When conducting a hydraulic fracturing operation, a hydraulic fracturing fluid is pumped into a subterranean formation under sufficient pressure to create, expand, and/or extend fractures in the formation and to thus provide enhanced recovery of the formation fluid. Hydraulic fracturing fluids typically comprise water and sand, or other proppant materials, and also commonly include various types of chemical additives. Examples of such additives include: gelling agents which assist in suspending the proppant material; crosslinkers which help to maintain fluid viscosity at increased temperatures; gel breakers which operate to break the gel suspension after the fracture is formed and the proppant is in place; friction reducers; clay inhibitors; corrosion inhibitors; scale inhibitors; acids; surfactants; antimicrobial agents; and others.
Fracturing operations have long been conducted in both low permeability and high permeability formations in order, for example, to increase the rate of production of hydrocarbon products or to increase the injection rates of water or gas injection wells. Moreover, with the introduction of slickwater fracturing procedures which use large quantities of water containing friction reducers, it is now also possible to stimulate naturally fractured shales by fracturing multiple intervals during staged treatments in horizontal wellbores. Treatment of all zones of interest in a horizontal well may require several hours to a few days to complete.
Heretofore, when conducting hydraulic fracturing operations in vertical wells, well logging, microseismic, or other techniques have be used to determine production rates and/or the position, length, and height of each fracture. However, when, for example, a horizontal well extending through a shale formation is fractured in multiple stages, microseismic analysis is essentially unable to determine which of the fractured stages are successfully producing oil and/or gas products and which are not. Moreover, the impeller apparatuses used in production logging tools do not function satisfactorily in horizontal wells. Therefore, neither technique is able to reliably determine (a) whether production is occurring from any given stage, (b) the amount of production from any given stage, or (c) the comparative amounts of production from multiple stages.
Consequently, a need has long existed for a method for reliably (a) confirming that crude oil or other liquid hydrocarbon products are being produced from specific fractured zones, (b) determining the rate of liquid hydrocarbon production from a fractured formation zone, or (c) determining the comparative rates of liquid hydrocarbon production from multiple fractured zones, particularly in horizontal wells. Such information would be of great benefit to the operator in (1) identifying possible actions or repairs which would provide immediate improvement, (2) selecting and optimizing enhanced recovery procedures, (3) optimizing the operation of an enhanced lifting system used in the well, (4) reducing water production and the lifting costs associated therewith, and (5) optimizing the performance and cost effectiveness of fracturing and other completion procedures used in other wells drilled in the same field.

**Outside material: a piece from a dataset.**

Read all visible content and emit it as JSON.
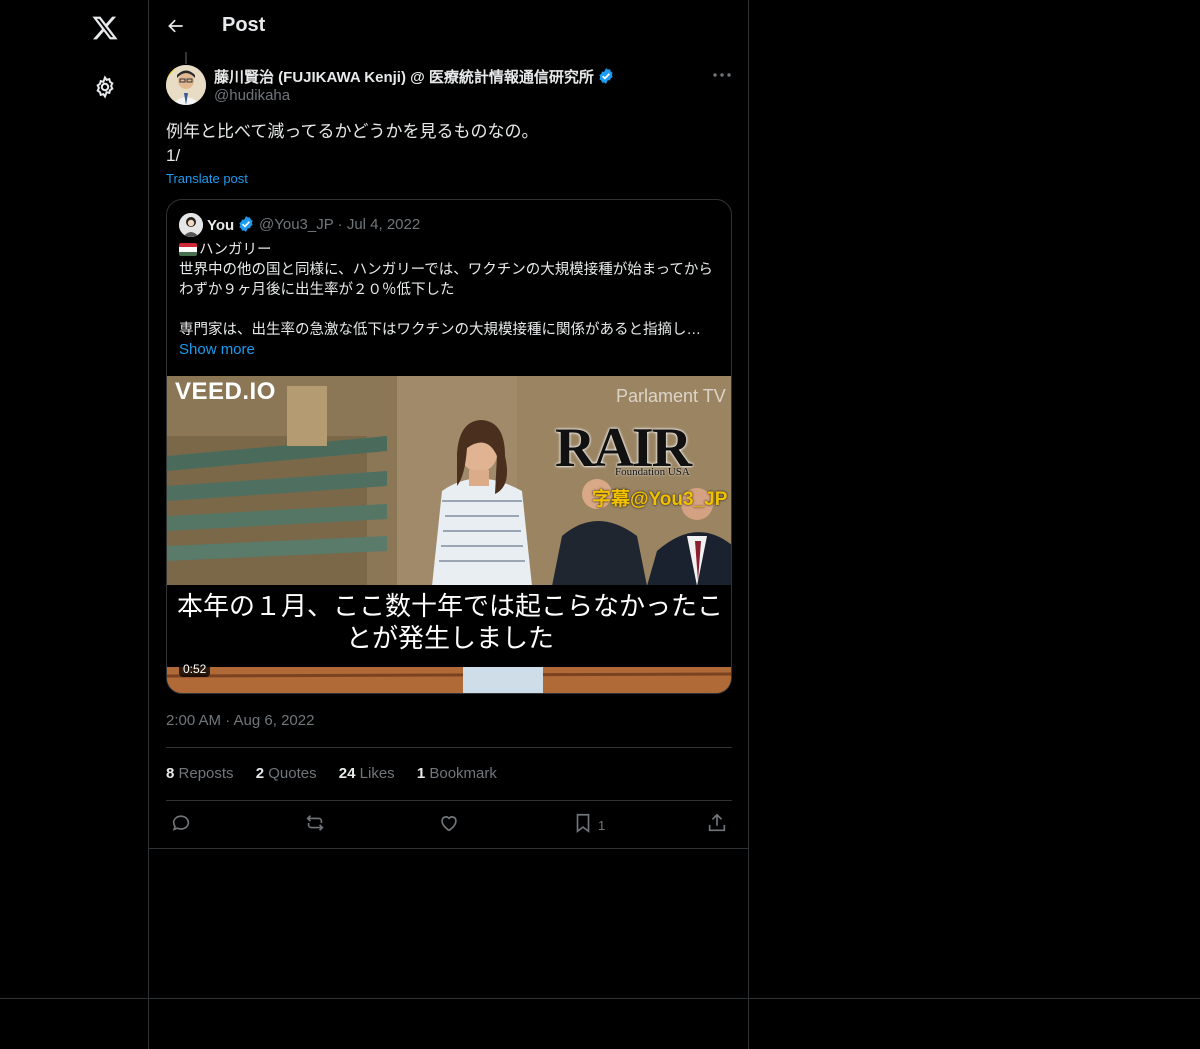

Water soluble chemical tracers have been used heretofore in hydraulic fracturing operations to trace the return of the aqueous fracturing fluid. These water soluble tracers are intended to dissolve in and flow with the aqueous fracturing fluid. Thus, they are only able to provide an indication of (a) how much of the fracturing fluid is recovered from, or undesirably remains in, the formation and (b) the comparative recovery of the fracturing fluid, or lack thereof, from one fractured zone versus another.
Consequently, water soluble tracers used for tracing the return or loss of the injected fracturing fluids are not capable of determining whether any hydrocarbon product is actually being produced from a particular zone of a multi-zone well or how much hydrocarbon product is being produced from one zone versus another.
In addition, attempts made heretofore by those in the art to develop and use oil soluble tracers to trace oil production from fractured zones have not been satisfactory. One approach attempted heretofore has been to deliver viscous tracer emulsions into fractured zones. However, such emulsions can be broken, for example, by (1) the heat within the formation, (2) the pumping and formation pressures to which the emulsions are subjected, (3) the shear forces exerted on the emulsions during pumping and injection, and (4) exposure to water flow within the subterranean formation. In addition, such emulsions commonly have a low specific gravity such that the emulsions can separate and accumulate in higher regions of the fractured zone. Consequently, when attempting to evaluate the tracer analysis, the operator cannot be confident that a significant amount of the tracer emulsion (a) was not pushed or washed out of the fractured zone, (b) did not drift and accumulate in higher pockets, or (c) was even properly received in the fractured zone in the first place.